Thanks to all for taking the time to offer your suggestions and experiences. You've proved once more that there's more than one way to skin a cat!
I thought ammonia was bad enough but lye is even worse. However, it is a solution that gets me back on the road sooner (and I'm really ticked off at the riding I've already missed). You guys who directly addressed my concerns for the safety of the steel and the paint have won me over. And it just so happens that I have a bottle of Red Devil lye (NaOH) in the shop, which also means I don't have to beat (or twist) on my frame any more. I keep lye in stock -- believe it or not -- for making
Bavarian soft pretzels.
So what about fumes and ventilation? Is this something that's safe to do inside of a closed garage? Does it need to be done out of doors, or can I just leave the door open? I take extreme precautions with the lye in pretzel-making, and then it's only a mild solution mixed in cold water, nothing expected to dissolve metal.

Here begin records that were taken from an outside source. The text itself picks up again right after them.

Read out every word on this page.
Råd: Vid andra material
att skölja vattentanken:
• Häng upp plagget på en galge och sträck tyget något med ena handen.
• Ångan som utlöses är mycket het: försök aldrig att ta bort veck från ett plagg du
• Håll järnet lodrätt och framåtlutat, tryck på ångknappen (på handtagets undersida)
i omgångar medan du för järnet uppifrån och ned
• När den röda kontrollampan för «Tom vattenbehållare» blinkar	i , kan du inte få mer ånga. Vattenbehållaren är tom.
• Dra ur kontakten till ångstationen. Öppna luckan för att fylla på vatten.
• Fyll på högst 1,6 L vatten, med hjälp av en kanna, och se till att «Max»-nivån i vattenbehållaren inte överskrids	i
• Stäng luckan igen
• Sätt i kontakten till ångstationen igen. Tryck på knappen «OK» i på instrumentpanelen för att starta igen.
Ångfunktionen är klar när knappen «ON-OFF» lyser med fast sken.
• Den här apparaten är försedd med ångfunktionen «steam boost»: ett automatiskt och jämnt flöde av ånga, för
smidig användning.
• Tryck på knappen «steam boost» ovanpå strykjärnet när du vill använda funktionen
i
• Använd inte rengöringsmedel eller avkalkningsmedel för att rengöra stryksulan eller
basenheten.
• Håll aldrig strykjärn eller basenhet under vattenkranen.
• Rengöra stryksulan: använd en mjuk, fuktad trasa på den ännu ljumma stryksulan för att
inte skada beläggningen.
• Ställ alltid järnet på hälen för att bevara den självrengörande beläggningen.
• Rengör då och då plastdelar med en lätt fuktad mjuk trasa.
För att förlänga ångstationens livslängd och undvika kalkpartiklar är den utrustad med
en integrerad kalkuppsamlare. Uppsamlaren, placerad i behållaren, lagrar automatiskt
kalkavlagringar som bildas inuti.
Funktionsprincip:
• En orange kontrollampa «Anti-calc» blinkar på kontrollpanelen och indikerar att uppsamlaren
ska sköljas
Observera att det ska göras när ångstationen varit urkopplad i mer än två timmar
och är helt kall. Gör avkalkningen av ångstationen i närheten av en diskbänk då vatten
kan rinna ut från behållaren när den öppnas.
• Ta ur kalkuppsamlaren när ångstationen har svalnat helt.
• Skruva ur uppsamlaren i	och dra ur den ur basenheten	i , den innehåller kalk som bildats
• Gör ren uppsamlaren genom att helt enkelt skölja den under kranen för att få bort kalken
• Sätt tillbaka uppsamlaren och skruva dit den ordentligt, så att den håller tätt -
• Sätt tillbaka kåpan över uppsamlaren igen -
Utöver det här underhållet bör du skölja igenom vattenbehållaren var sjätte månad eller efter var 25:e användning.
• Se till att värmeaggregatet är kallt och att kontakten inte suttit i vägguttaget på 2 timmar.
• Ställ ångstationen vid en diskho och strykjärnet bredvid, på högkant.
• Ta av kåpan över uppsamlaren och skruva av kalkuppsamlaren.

Considering the inner diameter of the seat tube is far from round, what do I use to seal it? What will withstand the lye? I already made an effort to seal it with a whittled-down cork from a wine bottle but that wouldn't even stand up to apple cider vinegar.
And are we talking days for this to work or hours?
Do you have a recommended lye/water ratio? And what about getting it into the seat tube? I've been using a plastic funnel connected to a piece of surgical tubing that I could route into the bottom bracket and down into the seat tube. I'd be more than willing to sacrifice the setup I'm already using to the cause, it that's workable.
Sorry to ask for so much hand-holding but I find that learning from other people's mistakes is far less painful than making them myself would be. And the last think I want to do is booger up this frame (any more than I already did) through my own stupidity.
Andrew R Stewart, I live in the "mid-south" region of the southeastern US, and 2016 was uncommonly hot and mizzable humid here. I also was uncommonly lucky at dodging the popcorn thunderstorms so I only got drenched maybe three times all year.
The seatpost was last installed in the winter of 2015/2016, coated with Loctite C5-A copper-based anti-seize (my usual is lithium grease). C5-A works fantastically well for pedals, chainring bolts and bottom bracket threads, none of which (in my case) is steel/aluminum. I don't know that the C5-a contributed, or that the lithium grease would have fared any better, but when this is over, I'm switching back to it ...just in case ...but only for the seatpost.
In any case, I'll definitely add "seat post bolt loosening and post wiggling" to my periodic maintenance tasks.